The competitions were organised at the request of the management of Vanessa Vanankorn – the name Mae took from her Thai father – through the Thai Olympic Committee. The Krvavec competitions were the last opportunity for her to achieve the necessary FIS points to qualify for the Sochi Olympics.
FIS said that without fixing races the 35-year-old, who was raised in Britain, "would not have achieved the necessary FIS point performance level to be eligible to participate in the Olympic Winter Games".
The FIS ruling followed an investigation in the summer by the Ski Association of Slovenia which "determined that violations had taken place at these competitions and imposed sanctions on certain persons within its jurisdiction". Its report was forwarded to FIS, whose decision to hand down sanctions on Tuesday followed written submissions and testimony at a hearing on Oct. 3.
At Sochi 2014, Mae raced for Thailand as Vanessa Vanakorn and finished last of the 67 competitors in the giant slalom.
FIS also banned four skiing officials from Slovenia and another from Italy for between one and two years for their involvement in the scam.
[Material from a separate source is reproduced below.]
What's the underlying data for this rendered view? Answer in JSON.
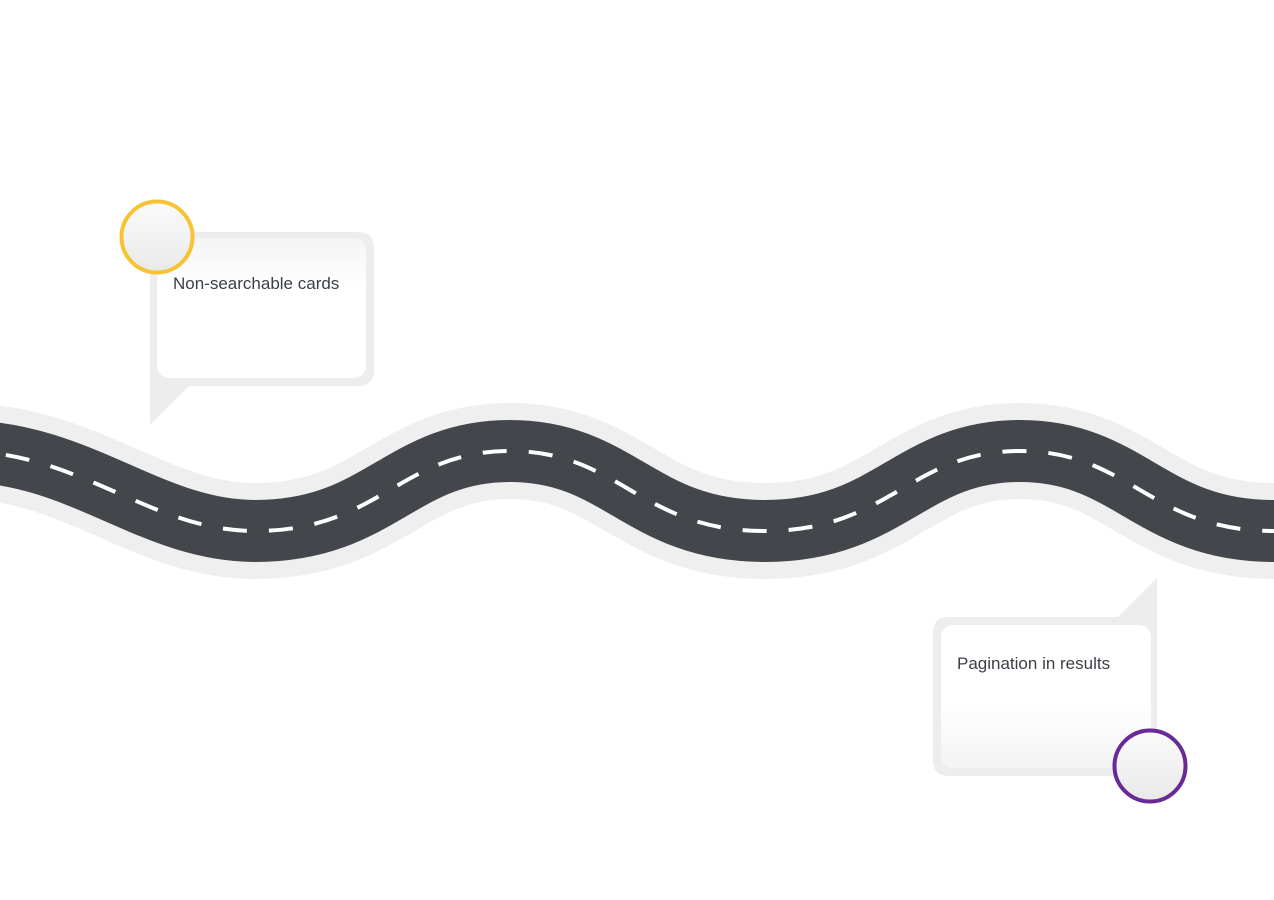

"At first we were laughing when we heard it. But then we realized it's quite a serious thing," FIS president Gian Franco Kasper told The Associated Press.
The IOC could decide to disqualify Mae from the Sochi Olympics.
The scandal is embarrassment for IOC president Thomas Bach and his Olympic Agenda 2020 reforms.
Bach appointed Mae to the culture policy commission, one of 14 working groups which has drafted 40 recommendations to bring changes to the Olympic Movement. They will be voted on at the IOC’s Extraordinary Session in Monaco next month.
In a statement, the IOC said it had taken note of the decision of the FIS Hearing Panel, which found that a number of athletes benefited from the manipulation of results and led to their qualifying for Sochi 2014.
"We have been informed by the FIS Hearing Panel of this decision but for reasons of fairness of process we will not comment further until any right to appeal has been exercised and there is a definitive final judgment," the IOC said.
"Should the judgment be confirmed the IOC will act on this in the framework of its policy of protecting the clean athletes, with zero tolerance towards the manipulation of results and any related corruption."
Mae can appeal the decision to the Court of Arbitration for Sport.